Edinburgh Fringe 2024
Why am I (still) like this?
Nicole Nadler / High Heels and Heavy Suitcases Productions
Genre: Solo Show, Storytelling
Venue: The Space @ Surgeon’s Hall
Festival: Edinburgh Fringe
Low Down
This is a genuine attempt by someone with a condition to explain the effect of that condition, it is performed as a solo piece with some voiceover which helps a great deal to put us not, in their shoes but in their orbit of understanding.
Review
As the lights dim and darken from behind us enters a human dynamo, Nicole, into the room and mounts the stage. There is then an impressive opening monologue delivered at such speed that we are opened up to the pace at which she lives a life. As an introduction to living with the condition it is fine, but theatrically it could be a tad shorter and more than standing with your hand in the air.

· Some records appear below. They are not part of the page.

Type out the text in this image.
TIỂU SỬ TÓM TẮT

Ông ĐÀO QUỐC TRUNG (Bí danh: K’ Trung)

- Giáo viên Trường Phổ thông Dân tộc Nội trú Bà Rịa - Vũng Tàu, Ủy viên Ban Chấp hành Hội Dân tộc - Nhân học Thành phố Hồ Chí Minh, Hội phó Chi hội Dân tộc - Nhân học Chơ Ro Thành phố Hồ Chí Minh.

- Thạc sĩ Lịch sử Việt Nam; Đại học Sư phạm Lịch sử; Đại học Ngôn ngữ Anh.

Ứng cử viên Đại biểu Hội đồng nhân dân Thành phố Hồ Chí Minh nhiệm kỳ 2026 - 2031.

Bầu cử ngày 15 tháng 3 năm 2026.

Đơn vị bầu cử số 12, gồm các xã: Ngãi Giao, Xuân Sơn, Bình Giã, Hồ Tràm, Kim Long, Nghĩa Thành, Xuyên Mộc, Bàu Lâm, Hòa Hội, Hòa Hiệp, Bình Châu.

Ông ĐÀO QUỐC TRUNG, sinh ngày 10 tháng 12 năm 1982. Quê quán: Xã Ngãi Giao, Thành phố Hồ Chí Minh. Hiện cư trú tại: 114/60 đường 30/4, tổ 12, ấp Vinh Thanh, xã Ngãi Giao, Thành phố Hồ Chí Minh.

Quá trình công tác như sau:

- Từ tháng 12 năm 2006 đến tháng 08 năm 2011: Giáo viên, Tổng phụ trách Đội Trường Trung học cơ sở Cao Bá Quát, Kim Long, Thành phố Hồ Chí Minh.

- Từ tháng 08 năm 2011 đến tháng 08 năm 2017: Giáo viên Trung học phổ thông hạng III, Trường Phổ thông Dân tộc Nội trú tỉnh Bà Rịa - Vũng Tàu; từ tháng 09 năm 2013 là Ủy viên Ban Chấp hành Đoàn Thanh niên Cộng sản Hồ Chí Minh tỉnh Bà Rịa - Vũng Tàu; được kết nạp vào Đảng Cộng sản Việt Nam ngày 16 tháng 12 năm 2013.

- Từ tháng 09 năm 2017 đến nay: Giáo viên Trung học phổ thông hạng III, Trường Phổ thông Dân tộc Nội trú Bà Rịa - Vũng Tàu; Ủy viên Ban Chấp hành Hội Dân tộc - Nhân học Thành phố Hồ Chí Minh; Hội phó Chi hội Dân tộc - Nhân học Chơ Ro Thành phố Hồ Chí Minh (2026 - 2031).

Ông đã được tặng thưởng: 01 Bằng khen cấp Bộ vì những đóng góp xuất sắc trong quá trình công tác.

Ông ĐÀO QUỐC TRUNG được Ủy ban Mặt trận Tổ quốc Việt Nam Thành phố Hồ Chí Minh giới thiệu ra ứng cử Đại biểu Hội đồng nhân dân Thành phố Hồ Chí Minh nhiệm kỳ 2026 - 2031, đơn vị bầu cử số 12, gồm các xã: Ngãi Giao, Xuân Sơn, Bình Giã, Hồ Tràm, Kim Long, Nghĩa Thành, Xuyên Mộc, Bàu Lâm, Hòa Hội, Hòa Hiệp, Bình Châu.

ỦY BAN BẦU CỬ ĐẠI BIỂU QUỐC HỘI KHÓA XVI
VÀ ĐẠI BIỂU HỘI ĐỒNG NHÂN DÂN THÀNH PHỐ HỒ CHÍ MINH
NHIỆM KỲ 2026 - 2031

But this is not a seasoned pro as she tells us she has never done anything like this before. But she is an actor, and she is a performer so you can see where that craft has been put to good use – when Nicole is storytelling rather than ranting. She is a consummate storyteller. There is shift in her focus, pace changes, poignancy punched high, and episodes of mania shown to be… manic.
I am sure that there are many people who will listen to or watch Nicole and have identification with her experiences on behalf of a member of their family and I can safely join that group. There were times when I recognised behaviours that people close have exhibited and felt that this was a show that talked to me. I was sure that I was not alone in that. But this is oh so much more than just a share at an anonymous convention. It is a theatrical expose of the effects of a condition that increasingly – having believed it was a male disease – we find it is a human condition as more and more women are being diagnosed and finding solace in that.
There is more however than solace on offer here, there is experience and when telling the tales of missing the bus, thanks Avril Lavigne, or of trying to keep a toxic relationship alive or at work when she was losing her job – this is when it really hits the dramatic button full force. These examples do more than give some form of authenticity, the struggle of the person comes out and Nicole feels real. Mixed with the voiceovers it brings a personality onstage which is an attractive proposition to us all.
Talking to the mirror is also a neat theatrical trick as well as emphasising without over claiming the importance of redefining through language how people are strategizing and reimagining their struggles. Perhaps the best element is when success has brought its own challenges. Nicole becomes overwhelmed as an individual of the collective approbation of the many and it is beautifully done. Sympathy is exuberant because I knew she had not found a cure and she will always be like this. And that is fine. And it is good. But Nicole does not need me or anyone else to tell her that – she knows.
I came across this by chance and aside from serendipity, was grateful that I did. Theatrically it not only works because of its structure or the engaging presence of Nicole but also because this is a topic which needs – deserves – the experiences of those who have it to make those of us who do not, understand better. I shall strive now, to do better.